Bu nehir bir peygamberin sazdan beşiğini durgunluğunda yüzdürecek kadar cennet emrinden nasipli. Kuyusunda müjde zindanında kurtuluş. Ruhu yüce Yûsuf bu topraklarda bir tarafı bir peygamber bir tarafı etten kemikten âdemoğlu âdemdi. Musa’nın âsâsı bu nehrin kıyısında şimdi saltanatının yerinde yeller esen bir sarayda büyücülerin yılanlarıyla baş etti. Nil’in tek Tanrılı firavunu bu ırmağın kıyısında döktü ağzından kelimelerini: “Ey biricik Tanrı”. Eşhedü. Kendisini bildi.

En güzel en derin en mavi en yeşil nehrin üzerindeyim şimdi. Taştan değil gemim savrulmuyorum. Sazdan bir sal üzerinde ışıklar içinde yüzüyorum. Dilim tutulmuş çoktan, yalnızca seyrediyorum. Binlerce yıl kum altında kalmış ol sebepten bozulmamış onca duvar resmi arasında benim de bıraktığım bir resim olmalı, onu arıyorum. Rüyası görülmüş, tabiri birkaç kez yanılmalı olsa da nihayette yapılmış. Şimdi geriye gerçekleşmesi kalmış. O rüyayı görene bu hatıra verilmez mi? Kim bulabilir bundan böyle beni?
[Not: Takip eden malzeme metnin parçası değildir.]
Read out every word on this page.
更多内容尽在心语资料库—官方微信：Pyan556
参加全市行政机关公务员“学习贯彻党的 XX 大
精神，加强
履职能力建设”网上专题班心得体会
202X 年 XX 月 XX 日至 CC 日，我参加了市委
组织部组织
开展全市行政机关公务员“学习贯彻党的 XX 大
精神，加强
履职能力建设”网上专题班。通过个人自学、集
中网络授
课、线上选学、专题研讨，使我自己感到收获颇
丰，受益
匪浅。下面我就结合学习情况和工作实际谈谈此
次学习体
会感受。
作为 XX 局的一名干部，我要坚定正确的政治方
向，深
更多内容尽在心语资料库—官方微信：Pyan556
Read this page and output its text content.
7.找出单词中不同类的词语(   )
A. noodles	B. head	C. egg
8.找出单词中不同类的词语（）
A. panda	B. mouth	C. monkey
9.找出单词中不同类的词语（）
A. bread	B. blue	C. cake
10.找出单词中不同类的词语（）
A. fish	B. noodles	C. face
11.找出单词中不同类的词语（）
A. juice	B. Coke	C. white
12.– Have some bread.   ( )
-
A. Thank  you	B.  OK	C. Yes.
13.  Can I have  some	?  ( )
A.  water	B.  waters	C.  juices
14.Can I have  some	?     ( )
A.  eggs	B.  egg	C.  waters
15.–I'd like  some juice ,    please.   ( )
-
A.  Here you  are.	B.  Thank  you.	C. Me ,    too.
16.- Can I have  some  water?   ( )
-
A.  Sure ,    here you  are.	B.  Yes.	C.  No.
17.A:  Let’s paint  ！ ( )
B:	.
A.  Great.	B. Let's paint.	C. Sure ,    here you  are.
Ey seyrederken seyredildiğini de bilen mavi göz. Söyle nehir, sen de beni gördün mü? Hani, bütün makyajlarımdan sıyrılmış bütün süslerimden arınmışım. Arıt beni sadeleştir, yeter ki beni bağışla. En derin taşkınının yaptığı felâkete hazırlıklıyım.

Gecesi gündüzü, uykusu uykusuzluğu birbirine karışmış. Hayali gerçeğinden, yansıması ırmağından çoğalmış. Sağım çöl solum vaha. Sol tarafta portakal ağaçları sağ tarafta kum fırtınası. Kaybolmuşum hurmalıktan göklere doğru yükselen sabah buğusunda. Ne yana baksam resim, her cihet cezbe kapısı. Ey nehir, seni de gördükten sonra görülecek ne kaldı?

Akıyor nehir. Ama artık daha ileri gitmesek de olur. Hani, güzelliğin sonu yok, sonrasında hep aklımız kalır ya. Bu kez öyle değil işte. İlk kez: Bu kadarı kâfi. Daha fazlası olsa da fark etmez olmasa da fark etmez. O kadar güzel ki.